Cette rencontre de haut niveau a réuni les représentants des États membres de la Conférence internationale sur la région des Grands Lacs (CIRGL), ainsi que ceux de l’Union africaine (UA), de l’Union européenne (UE), des États-Unis, des Nations Unies et des organes spécialisés de la CIRGL, en présence de plusieurs États invités.
L’objectif principal du sommet était d’évaluer l’évolution de la situation sécuritaire dans l’Est de la RDC et d’examiner les mécanismes susceptibles de favoriser un retour durable à la paix.

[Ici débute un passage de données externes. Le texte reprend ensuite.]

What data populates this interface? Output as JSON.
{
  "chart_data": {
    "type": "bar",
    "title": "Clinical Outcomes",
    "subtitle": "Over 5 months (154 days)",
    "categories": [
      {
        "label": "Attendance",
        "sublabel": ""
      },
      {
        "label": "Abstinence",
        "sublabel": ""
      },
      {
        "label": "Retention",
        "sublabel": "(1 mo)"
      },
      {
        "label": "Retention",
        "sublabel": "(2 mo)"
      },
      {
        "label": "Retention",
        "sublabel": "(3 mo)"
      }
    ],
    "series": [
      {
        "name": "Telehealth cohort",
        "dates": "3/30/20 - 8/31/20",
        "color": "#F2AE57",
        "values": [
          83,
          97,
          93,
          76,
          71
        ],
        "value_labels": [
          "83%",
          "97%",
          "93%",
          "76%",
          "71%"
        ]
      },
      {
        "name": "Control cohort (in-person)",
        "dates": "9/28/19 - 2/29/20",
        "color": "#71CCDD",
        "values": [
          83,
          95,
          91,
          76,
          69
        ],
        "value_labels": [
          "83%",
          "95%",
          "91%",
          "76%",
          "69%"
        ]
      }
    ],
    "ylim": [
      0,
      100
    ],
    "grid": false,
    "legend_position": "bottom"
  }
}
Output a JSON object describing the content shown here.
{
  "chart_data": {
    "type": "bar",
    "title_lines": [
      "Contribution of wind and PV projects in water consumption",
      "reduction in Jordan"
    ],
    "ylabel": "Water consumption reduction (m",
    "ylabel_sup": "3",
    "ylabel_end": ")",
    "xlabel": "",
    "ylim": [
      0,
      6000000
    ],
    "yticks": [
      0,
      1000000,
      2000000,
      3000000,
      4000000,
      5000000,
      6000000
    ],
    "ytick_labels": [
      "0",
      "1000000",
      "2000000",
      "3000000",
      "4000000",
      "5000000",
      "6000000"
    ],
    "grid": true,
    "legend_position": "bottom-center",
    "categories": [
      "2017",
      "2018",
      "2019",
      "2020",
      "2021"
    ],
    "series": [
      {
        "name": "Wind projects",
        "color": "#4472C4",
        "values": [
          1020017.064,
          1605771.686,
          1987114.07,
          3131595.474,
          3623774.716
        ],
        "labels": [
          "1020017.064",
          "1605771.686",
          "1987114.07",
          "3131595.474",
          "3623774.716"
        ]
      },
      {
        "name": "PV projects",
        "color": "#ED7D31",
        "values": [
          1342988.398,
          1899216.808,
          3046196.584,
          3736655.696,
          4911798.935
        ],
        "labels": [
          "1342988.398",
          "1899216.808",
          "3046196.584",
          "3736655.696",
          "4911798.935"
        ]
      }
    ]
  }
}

Dans son intervention, le Président Tshisekedi a insisté sur la nécessité de passer des déclarations de principe à des actes concrets, soulignant que toute ambiguïté sur la présence des forces étrangères ne ferait qu’aggraver l’instabilité et prolonger les souffrances des populations civiles.
Il a rappelé que la souveraineté et l’intégrité territoriale de la RDC ne sauraient faire l’objet de compromis.
La crise sécuritaire dans l’Est du pays, marquée par la persistance des violences armées et les accusations répétées d’ingérence étrangère, demeure l’un des principaux défis pour les autorités congolaises et la communauté internationale.
Les conclusions de ce sommet extraordinaire sont attendues comme une étape décisive dans la relance des efforts diplomatiques et sécuritaires en vue d’une désescalade durable dans la région des Grands Lacs.